Uvaldo Pino was a neighbourhood barber in Cerro, one of the poorer and more overcrowded districts of Cuba's capital, Havana.
In late December, the 46-year-old fell sick with vomiting and diarrhoea and died in hospital on 6 January.
The barber's family say he had two separate tests and both came back positive - for cholera.
"We don't know how he was infected," his sister, Yanisey Pino, told the BBC at the family's home, a few blocks from the capital's Revolution Square.
"He was treated, he had all the medicine, but his organs didn't respond. It was too late."
Yanisey added that her brother was a heavy drinker and had checked himself out of hospital the first time he was admitted.
A week after Uvaldo's death, Cuba's health ministry has not yet made any public pronouncement. But there are increasing signs that the barber's case is not an isolated one.
'Dozens' of admissions
Doctors are now making door-to-door enquiries in Havana and anyone displaying possible cholera symptoms is being tested. Suspected cases are being sent to the Tropical Medicine Institute, the IPK.
"All our wards are dealing with this issue - they are almost full," an IPK employee told the BBC by telephone, before saying she was not authorised to comment further.
Another staff member, contacted later and also not authorised to speak to the media, said the IPK did not have any confirmed cases of cholera at this point.
But Yanisey Pino says her brother was diagnosed with cholera both by his local hospital and the IPK.
The day Uvaldo died, health workers visited the family where they live - in several cramped houses around a small yard.
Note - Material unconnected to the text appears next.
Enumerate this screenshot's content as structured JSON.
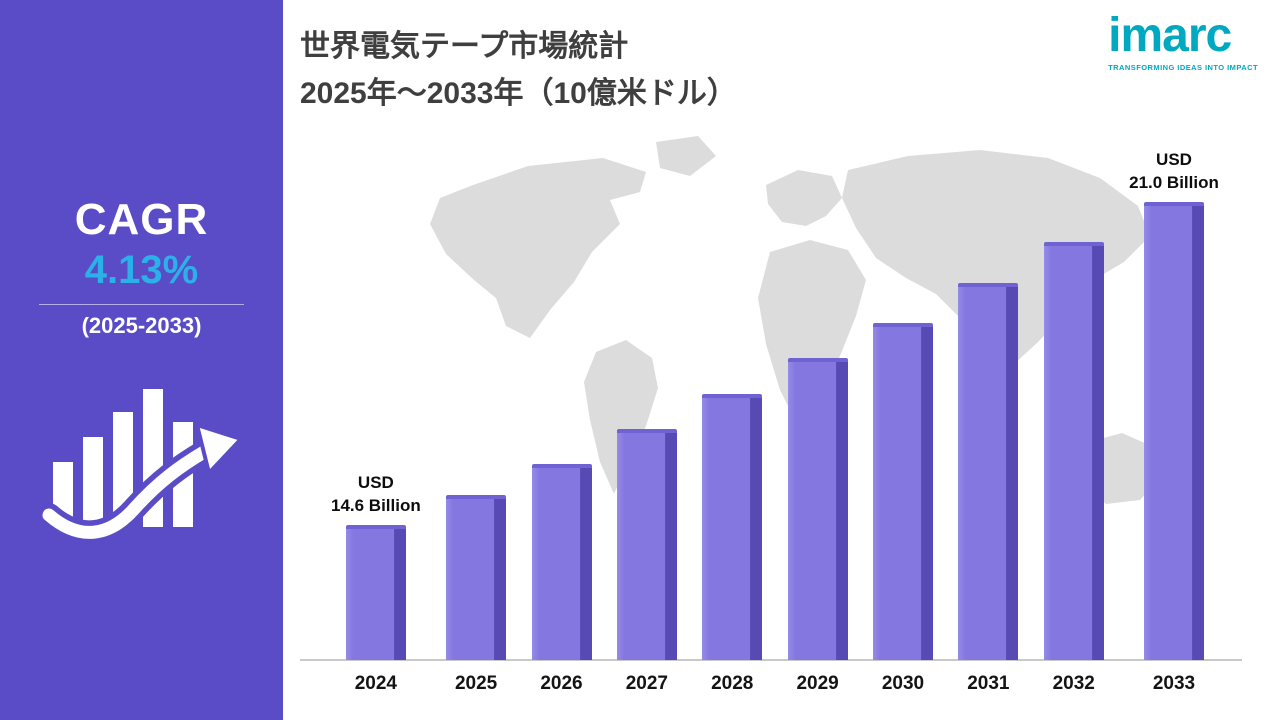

Relatives and neighbours were issued antibiotics as a precaution.
The area has been disinfected and water samples were taken for testing. Meanwhile, nearby bars and cafeterias have been closed or instructed not to sell food or drink that is not pre-packed.
Elsewhere in the neighbourhood, there are similar scenes.
One resident, Yudermis, fell sick just before the New Year, along with four other relatives including her seven-year-old son. The family assumed they had food poisoning but Yudermis says her cousin then tested positive for cholera at their local clinic.
"The health workers then came here asking questions, like if we had diarrhoea," she explains inside their rundown family home as her son, now fully recovered, plays nearby.
"They sent us all to hospital by ambulance and the tests came back positive.
"There were a lot of people at the IPK," Yudermis adds, describing dozens of admissions while she was being treated, and not all from her own district of Cerro.
"I was in a bad way. It was frightening. But we're fine now."